Unlike the staggeringly beautiful artwork that graces the cover of last month’s Xanadu manga, Popful Mail’s is a little more, um, ‘basic’ and I have to admit that seeing the main cast’s faces composed of 95% shiny eyeball put me off really sitting down with it until just a few days ago (possibly-totally related to me finally finishing the excellent Mega CD version of the game). Thankfully the dubious cover art instantly gives way to some full colour pages featuring illustrations originally used in the Popful Mail Paradise drama CD inserts, as well as a short two-page story on the same premium paper.
There are six self-contained stories inside this 1996 manga, and they all weigh in at around thirty pages each. The first two are classed as ‘Popful Mail’ stories, meaning it’s just Mail plus guest-star-of-the-week, and the final four are ‘Popful Mail Paradise’ tales featuring Mail, Tatto, Gaw and Paradise co-stars Coam and Kachusha – another bounty hunter/magician pairing who act as friendly rivals to the main gang.

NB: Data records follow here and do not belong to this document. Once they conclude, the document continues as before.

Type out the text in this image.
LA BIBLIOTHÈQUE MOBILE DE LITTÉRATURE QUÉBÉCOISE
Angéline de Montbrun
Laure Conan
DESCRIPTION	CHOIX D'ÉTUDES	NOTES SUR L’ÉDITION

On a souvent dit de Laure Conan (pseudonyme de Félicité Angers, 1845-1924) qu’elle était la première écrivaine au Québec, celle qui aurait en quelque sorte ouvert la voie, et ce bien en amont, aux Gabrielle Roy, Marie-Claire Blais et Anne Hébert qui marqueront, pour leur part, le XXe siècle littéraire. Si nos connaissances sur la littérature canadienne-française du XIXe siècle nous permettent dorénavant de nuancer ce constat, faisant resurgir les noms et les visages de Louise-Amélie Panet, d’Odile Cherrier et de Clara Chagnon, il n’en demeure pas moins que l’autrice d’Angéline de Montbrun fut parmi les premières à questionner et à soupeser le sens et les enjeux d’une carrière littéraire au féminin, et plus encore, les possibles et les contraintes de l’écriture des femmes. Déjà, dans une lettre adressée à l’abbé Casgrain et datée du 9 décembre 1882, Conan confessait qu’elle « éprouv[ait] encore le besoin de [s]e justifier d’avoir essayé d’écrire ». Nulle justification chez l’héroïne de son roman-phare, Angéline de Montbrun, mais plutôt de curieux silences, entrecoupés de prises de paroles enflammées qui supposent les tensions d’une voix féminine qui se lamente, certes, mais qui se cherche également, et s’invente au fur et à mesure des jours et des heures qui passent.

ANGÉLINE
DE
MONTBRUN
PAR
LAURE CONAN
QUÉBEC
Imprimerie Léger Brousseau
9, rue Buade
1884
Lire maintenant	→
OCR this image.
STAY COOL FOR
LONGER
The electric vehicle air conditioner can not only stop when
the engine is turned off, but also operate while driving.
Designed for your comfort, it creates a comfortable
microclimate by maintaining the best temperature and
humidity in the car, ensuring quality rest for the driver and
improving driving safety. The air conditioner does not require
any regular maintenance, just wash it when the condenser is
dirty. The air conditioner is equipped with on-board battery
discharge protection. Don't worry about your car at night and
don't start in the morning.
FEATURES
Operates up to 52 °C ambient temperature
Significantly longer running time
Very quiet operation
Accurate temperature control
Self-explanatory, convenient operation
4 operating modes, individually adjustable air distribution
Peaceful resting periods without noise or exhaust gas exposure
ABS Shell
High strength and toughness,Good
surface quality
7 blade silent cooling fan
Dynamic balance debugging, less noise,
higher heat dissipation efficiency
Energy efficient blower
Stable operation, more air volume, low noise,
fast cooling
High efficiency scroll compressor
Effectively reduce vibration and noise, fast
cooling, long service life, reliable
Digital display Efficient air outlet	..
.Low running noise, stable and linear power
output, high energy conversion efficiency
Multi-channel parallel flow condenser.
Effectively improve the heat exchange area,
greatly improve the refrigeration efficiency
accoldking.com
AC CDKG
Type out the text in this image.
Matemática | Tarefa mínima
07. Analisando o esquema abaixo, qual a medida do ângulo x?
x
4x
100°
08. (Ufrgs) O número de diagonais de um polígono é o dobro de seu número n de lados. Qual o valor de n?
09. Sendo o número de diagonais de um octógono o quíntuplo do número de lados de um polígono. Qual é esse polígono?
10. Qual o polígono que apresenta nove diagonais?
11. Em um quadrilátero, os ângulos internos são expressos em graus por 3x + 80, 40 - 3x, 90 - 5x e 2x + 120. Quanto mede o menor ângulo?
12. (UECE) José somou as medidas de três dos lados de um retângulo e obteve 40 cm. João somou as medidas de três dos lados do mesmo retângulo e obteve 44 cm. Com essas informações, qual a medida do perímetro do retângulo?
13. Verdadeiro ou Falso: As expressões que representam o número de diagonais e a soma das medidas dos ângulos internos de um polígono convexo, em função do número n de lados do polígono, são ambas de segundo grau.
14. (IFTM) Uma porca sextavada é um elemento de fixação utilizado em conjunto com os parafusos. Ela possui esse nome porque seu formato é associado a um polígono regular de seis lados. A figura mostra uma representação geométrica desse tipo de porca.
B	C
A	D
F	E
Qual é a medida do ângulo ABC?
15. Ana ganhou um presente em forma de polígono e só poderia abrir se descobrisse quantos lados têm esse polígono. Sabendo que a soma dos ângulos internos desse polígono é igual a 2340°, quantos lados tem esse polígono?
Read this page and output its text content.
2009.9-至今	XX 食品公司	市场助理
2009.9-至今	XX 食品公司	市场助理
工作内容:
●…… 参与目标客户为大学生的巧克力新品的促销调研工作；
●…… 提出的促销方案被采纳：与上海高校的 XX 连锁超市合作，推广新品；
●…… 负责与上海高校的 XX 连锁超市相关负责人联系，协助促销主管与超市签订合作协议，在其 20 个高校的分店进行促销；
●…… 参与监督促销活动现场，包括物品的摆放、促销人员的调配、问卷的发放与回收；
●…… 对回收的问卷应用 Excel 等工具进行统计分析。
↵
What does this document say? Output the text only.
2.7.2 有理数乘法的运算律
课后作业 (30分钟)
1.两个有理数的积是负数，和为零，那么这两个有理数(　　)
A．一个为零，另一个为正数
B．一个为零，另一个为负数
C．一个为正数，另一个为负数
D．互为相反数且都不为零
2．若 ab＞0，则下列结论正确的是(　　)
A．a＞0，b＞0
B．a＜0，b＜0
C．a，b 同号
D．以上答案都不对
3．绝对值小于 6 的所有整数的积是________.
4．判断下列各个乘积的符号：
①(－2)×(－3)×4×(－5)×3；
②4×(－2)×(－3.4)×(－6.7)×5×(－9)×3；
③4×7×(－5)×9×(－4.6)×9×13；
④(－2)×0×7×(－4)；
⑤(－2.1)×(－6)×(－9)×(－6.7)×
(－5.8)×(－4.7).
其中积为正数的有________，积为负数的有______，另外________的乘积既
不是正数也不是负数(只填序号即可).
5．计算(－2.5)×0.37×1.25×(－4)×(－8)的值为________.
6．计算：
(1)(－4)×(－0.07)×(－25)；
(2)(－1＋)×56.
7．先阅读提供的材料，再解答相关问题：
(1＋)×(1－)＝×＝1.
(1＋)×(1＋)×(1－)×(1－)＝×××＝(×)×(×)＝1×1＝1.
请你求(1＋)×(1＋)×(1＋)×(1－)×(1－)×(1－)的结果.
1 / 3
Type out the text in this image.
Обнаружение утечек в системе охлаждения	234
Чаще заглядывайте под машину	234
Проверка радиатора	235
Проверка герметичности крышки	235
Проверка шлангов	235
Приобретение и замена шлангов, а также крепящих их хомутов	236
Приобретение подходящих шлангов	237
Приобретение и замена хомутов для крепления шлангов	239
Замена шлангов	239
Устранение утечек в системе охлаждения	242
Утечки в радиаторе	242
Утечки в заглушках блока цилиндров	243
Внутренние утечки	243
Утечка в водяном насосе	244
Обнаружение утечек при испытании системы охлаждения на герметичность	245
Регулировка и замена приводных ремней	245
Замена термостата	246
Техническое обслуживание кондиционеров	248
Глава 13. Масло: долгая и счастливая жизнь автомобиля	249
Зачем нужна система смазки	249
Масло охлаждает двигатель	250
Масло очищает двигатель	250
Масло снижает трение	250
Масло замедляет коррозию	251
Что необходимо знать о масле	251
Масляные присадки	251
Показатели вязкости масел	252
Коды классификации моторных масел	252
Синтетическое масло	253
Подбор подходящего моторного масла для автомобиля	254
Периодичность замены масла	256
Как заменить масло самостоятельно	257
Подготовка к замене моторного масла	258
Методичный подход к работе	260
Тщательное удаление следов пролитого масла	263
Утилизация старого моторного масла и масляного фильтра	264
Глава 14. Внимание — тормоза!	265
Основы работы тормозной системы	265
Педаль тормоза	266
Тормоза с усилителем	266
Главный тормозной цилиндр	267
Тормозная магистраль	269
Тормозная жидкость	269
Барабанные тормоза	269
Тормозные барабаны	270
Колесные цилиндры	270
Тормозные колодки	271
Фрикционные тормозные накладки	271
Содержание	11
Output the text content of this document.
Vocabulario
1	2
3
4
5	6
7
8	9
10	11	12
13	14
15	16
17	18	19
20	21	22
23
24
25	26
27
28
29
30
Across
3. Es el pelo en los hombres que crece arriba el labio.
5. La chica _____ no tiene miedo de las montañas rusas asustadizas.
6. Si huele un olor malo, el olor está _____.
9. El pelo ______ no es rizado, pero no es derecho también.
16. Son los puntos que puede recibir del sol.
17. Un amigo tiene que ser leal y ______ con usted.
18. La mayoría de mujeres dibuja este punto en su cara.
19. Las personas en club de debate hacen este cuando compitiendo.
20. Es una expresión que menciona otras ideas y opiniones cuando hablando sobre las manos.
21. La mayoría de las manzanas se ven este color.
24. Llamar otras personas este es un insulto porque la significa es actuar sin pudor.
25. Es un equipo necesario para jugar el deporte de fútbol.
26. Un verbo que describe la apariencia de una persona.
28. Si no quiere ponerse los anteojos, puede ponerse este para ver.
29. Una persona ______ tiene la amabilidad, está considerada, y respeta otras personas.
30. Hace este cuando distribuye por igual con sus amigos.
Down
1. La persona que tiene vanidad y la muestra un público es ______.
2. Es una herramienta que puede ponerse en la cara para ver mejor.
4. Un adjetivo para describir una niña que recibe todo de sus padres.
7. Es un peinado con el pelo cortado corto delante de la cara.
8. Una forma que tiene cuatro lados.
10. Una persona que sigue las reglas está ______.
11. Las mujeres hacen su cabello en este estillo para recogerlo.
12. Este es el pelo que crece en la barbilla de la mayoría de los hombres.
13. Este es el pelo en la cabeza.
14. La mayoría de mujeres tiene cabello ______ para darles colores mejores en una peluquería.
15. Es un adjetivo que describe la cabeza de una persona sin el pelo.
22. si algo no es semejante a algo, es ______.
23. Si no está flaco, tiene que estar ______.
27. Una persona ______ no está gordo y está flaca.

Trying to cram so many unconnected stories into a single book wouldn’t turn out so well for most RPG adaptations, but as Popful Mail was already ‘Ninties Fantasy OVA: The RPG’ it all works out just fine – quick-tempered treasure hunter Mail is either chopping things in half or dreaming of money, Tatto’s the reserved sensible one who will always follow Mail wherever she goes (Not that he secretly like likes her or anything, of course…), and Gaw is, well, Gaw – the cute lesser sidekick with the amusing speech pattern who on the whole shows up in the book because that’s what he’s supposed to do. If you’re looking for a retelling of Falcom’s colourful platforming RPG you will not find it here, and neither is it really an attempt to document their adventures after the credit roll in any serious or canonical manner either. But this scattershot method suits the setting just fine, with straightforward characters getting stuck into straightforward adventures that will raise a smile and can be idly read while sitting down with a cup of tea.
Popful Mail reads very much like an old Saturday morning cartoon, with your favourite characters bashing a new evil person and/or monster each episode and no matter what happens it always turns out OK in the end - but never so OK that everything isn’t mysteriously exactly how it was before the story started. Mail may never get that big win, Tatto may never get that kiss, and Gaw may never find a fish big enough to satiate his appetite, but it doesn’t matter one bit. The art and tales inside this book aren’t the sort of thing that will leave you gasping at the author Yuu Aizaki’s talent but there are some eye-catching moments and they do grasp the atmosphere of Falcom’s RPG well without making the mistake of confusing ‘light-hearted’ with ‘gag manga’. This isn’t the most important book you’ll ever read, but it is a very enjoyable one.